Deek Allen: We're more amazed than anyone. When we started were just a bunch of spotty teenagers attempting to play Exploited covers in a mate's garage with just one 15-watt amplifier and a drumkit composed of old buckets of fertiliser. Once we'd learnt how to cover enough of their songs badly, we played our first gig at a school charity concert. We didn't have a mic-stand so it was just held up by a mate at the side of the stage with his hand sticking out from behind a curtain. It was so dire that everyone apart from one person fucked off to the next room to watch a karate demonstration instead.
Oi Polloi, 2006
How did things develop for you after that?
Once we had some songs of our own we sought out some 'proper' gigs. We had a lot of difficulty finding them though. We ended up playing Under 12s' Youth Clubs and homes for kids with special needs.
Not exactly Hammer of The Gods. Did you ever feel like packing it all in, flattening your hair and getting a real job?

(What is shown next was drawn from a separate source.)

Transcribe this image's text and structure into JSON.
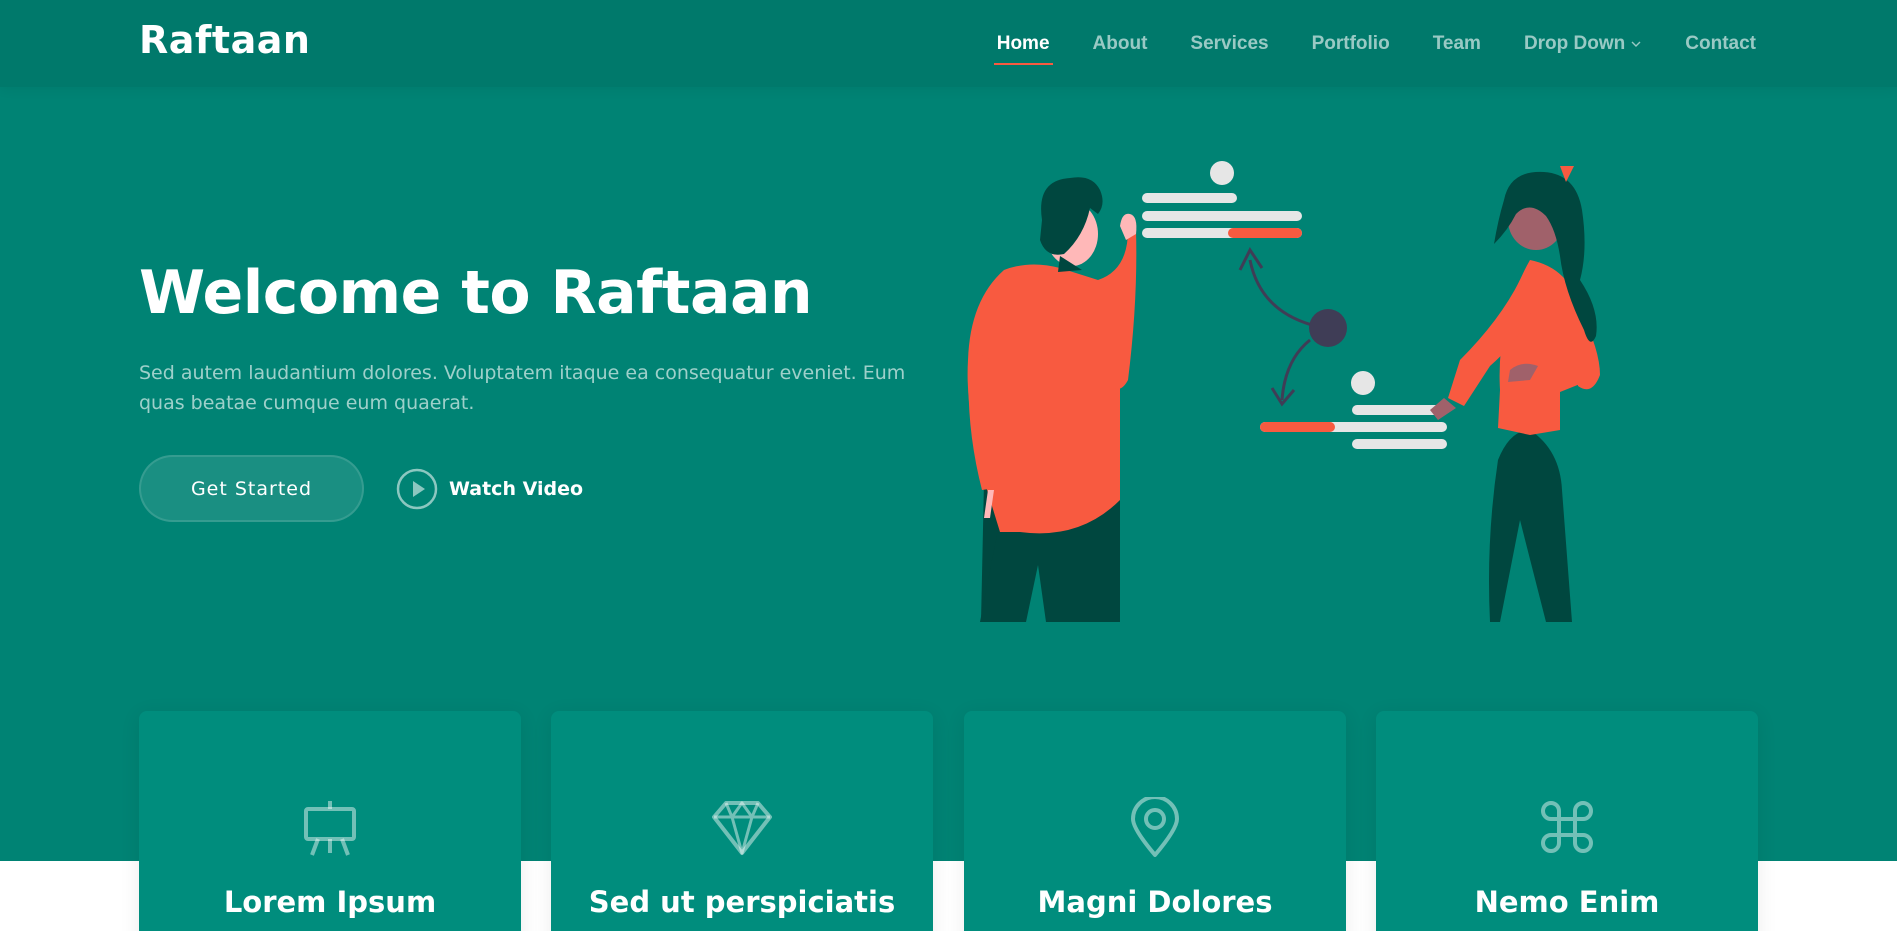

Bizarrely, what kept us going through those days was the enthusiasm of this guy from the north of Scotland. He used to send us a camera film each week to go up town and take pictures of ourselves posing around with our punk mates trying to look hard, and mooning and flicking V-signs at the camera. Of course, the fact that this guy we'd never met was so keen on encouraging us to bare our arses for the camera should have set alarm bells ringing, and lo and behold, it turned out that far from being the "19-year-old punk rocker with a green mohican" he was in fact a fifty-something convicted sex-offender.

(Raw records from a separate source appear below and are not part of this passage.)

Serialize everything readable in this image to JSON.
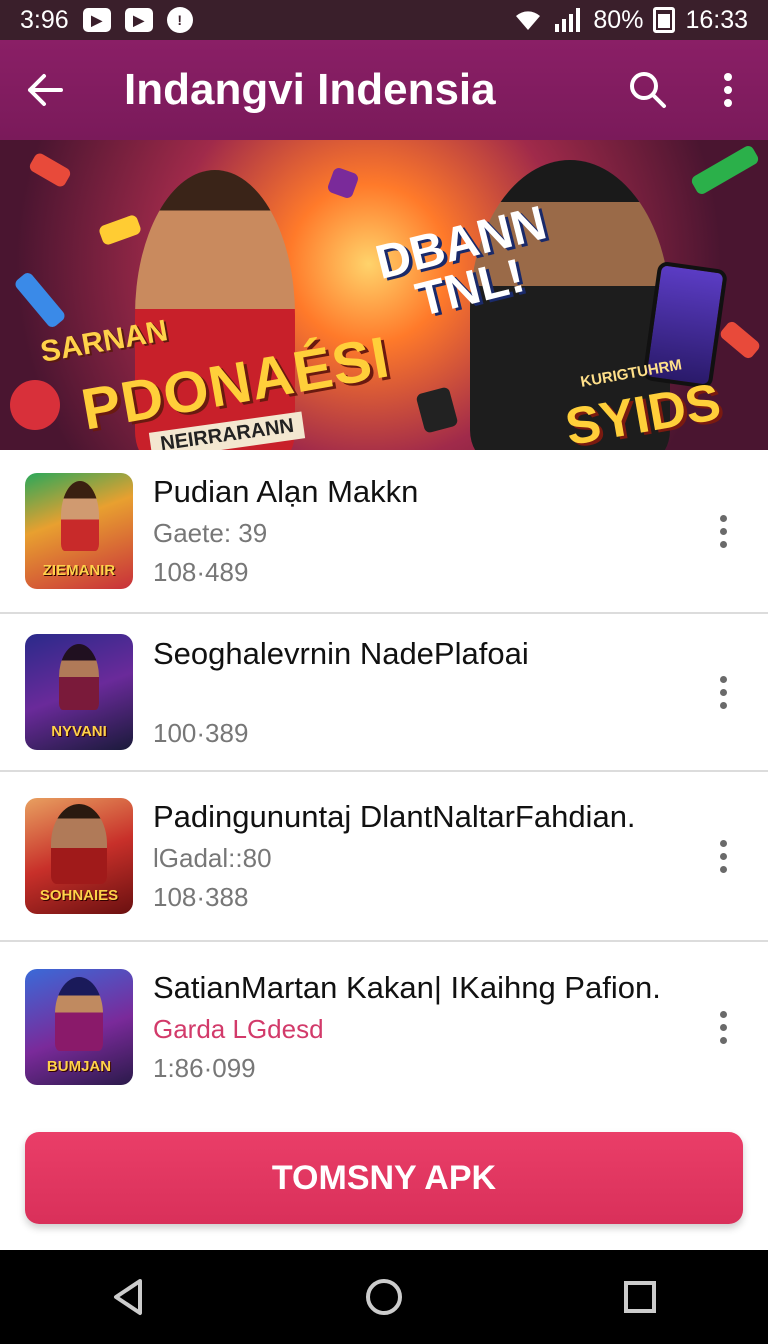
{
  "status": {
    "time_left": "3:96",
    "battery": "80%",
    "time_right": "16:33"
  },
  "app_bar": {
    "title": "Indangvi Indensia"
  },
  "banner": {
    "left_small": "SARNAN",
    "left_big": "PDONAÉSI",
    "left_sub": "NEIRRARANN",
    "center_line1": "DBANN",
    "center_line2": "TNL!",
    "right_small": "KURIGTUHRM",
    "right_big": "SYIDS"
  },
  "items": [
    {
      "title": "Pudian Alạn Makkn",
      "line2": "Gaete: 39",
      "line3": "108·489",
      "thumb_text": "ZIEMANIR"
    },
    {
      "title": "Seoghalevrnin NadePlafoai",
      "line2": "",
      "line3": "100·389",
      "thumb_text": "NYVANI"
    },
    {
      "title": "Padingununtaj DlantNaltarFahdian.",
      "line2": "lGadal::80",
      "line3": "108·388",
      "thumb_text": "SOHNAIES"
    },
    {
      "title": "SatianMartan Kakan| IKaihng Pafion.",
      "line2": "Garda LGdesd",
      "line3": "1:86·099",
      "thumb_text": "BUMJAN"
    }
  ],
  "install_button": "TOMSNY APK",
  "colors": {
    "app_bar": "#8a1f66",
    "accent": "#e23a64",
    "status_bar": "#3a1f2b"
  },
  "icons": [
    "back-arrow-icon",
    "search-icon",
    "more-vert-icon",
    "nav-back-icon",
    "nav-home-icon",
    "nav-recents-icon"
  ]
}
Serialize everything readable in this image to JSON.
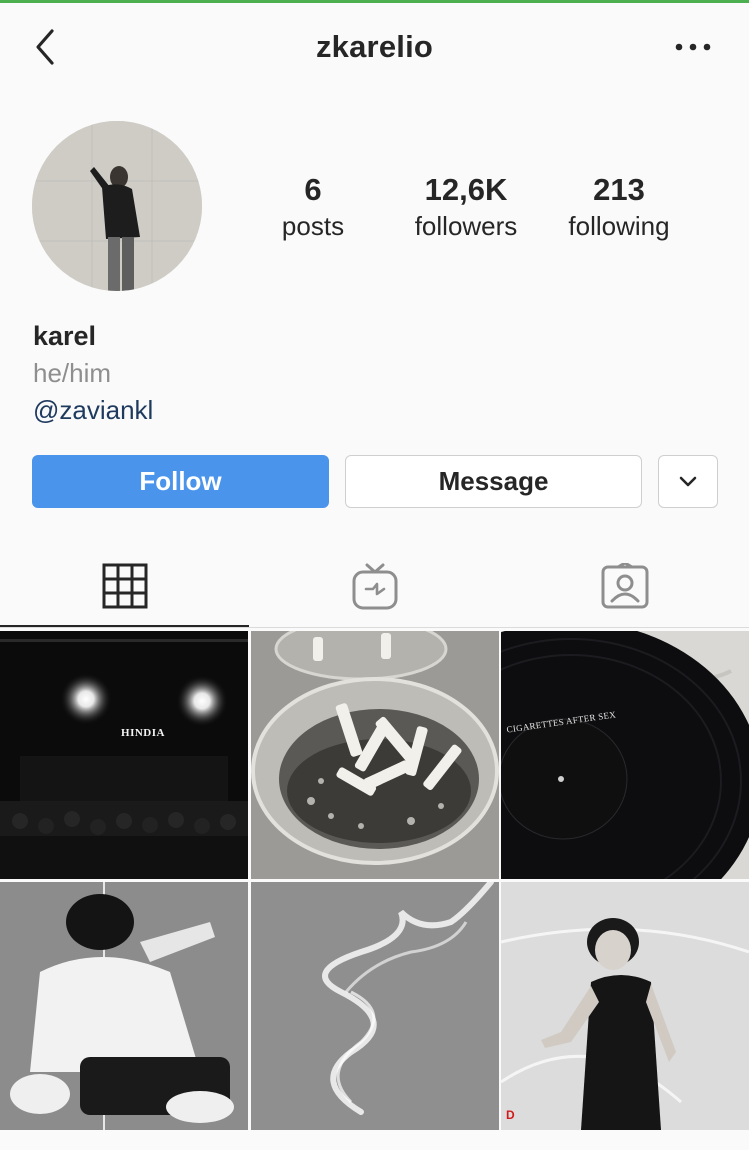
{
  "header": {
    "username": "zkarelio",
    "back_icon": "chevron-left-icon",
    "more_icon": "more-horizontal-icon"
  },
  "profile": {
    "avatar_icon": "profile-photo",
    "stats": [
      {
        "value": "6",
        "label": "posts"
      },
      {
        "value": "12,6K",
        "label": "followers"
      },
      {
        "value": "213",
        "label": "following"
      }
    ],
    "name": "karel",
    "pronouns": "he/him",
    "mention": "@zaviankl"
  },
  "actions": {
    "follow_label": "Follow",
    "message_label": "Message",
    "dropdown_icon": "chevron-down-icon"
  },
  "tabs": [
    {
      "icon": "grid-icon",
      "active": true
    },
    {
      "icon": "igtv-icon",
      "active": false
    },
    {
      "icon": "tagged-icon",
      "active": false
    }
  ],
  "posts": [
    {
      "id": "concert",
      "overlay_text": "HINDIA"
    },
    {
      "id": "ashtray"
    },
    {
      "id": "vinyl",
      "overlay_text": "CIGARETTES AFTER SEX"
    },
    {
      "id": "sitting-portrait"
    },
    {
      "id": "smoke"
    },
    {
      "id": "basketball",
      "overlay_text": "D"
    }
  ],
  "colors": {
    "follow_button": "#4a94eb",
    "mention_link": "#1f3a5f",
    "top_accent": "#4caf50"
  }
}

Shortly after we'd rumbled him he stopped writing to punk bands, and started writing to skinhead acts encouraging the hapless skins to pose topless in front of Union Jack flags and give it Nicky Crane poses in their skintight Levi's so he could see their "balls bulging"... Again, no doubt for his own masturbatory pleasure, but to give him his dues he did find a pretty creative way to get around the social stigma attached to low-level paedophilia.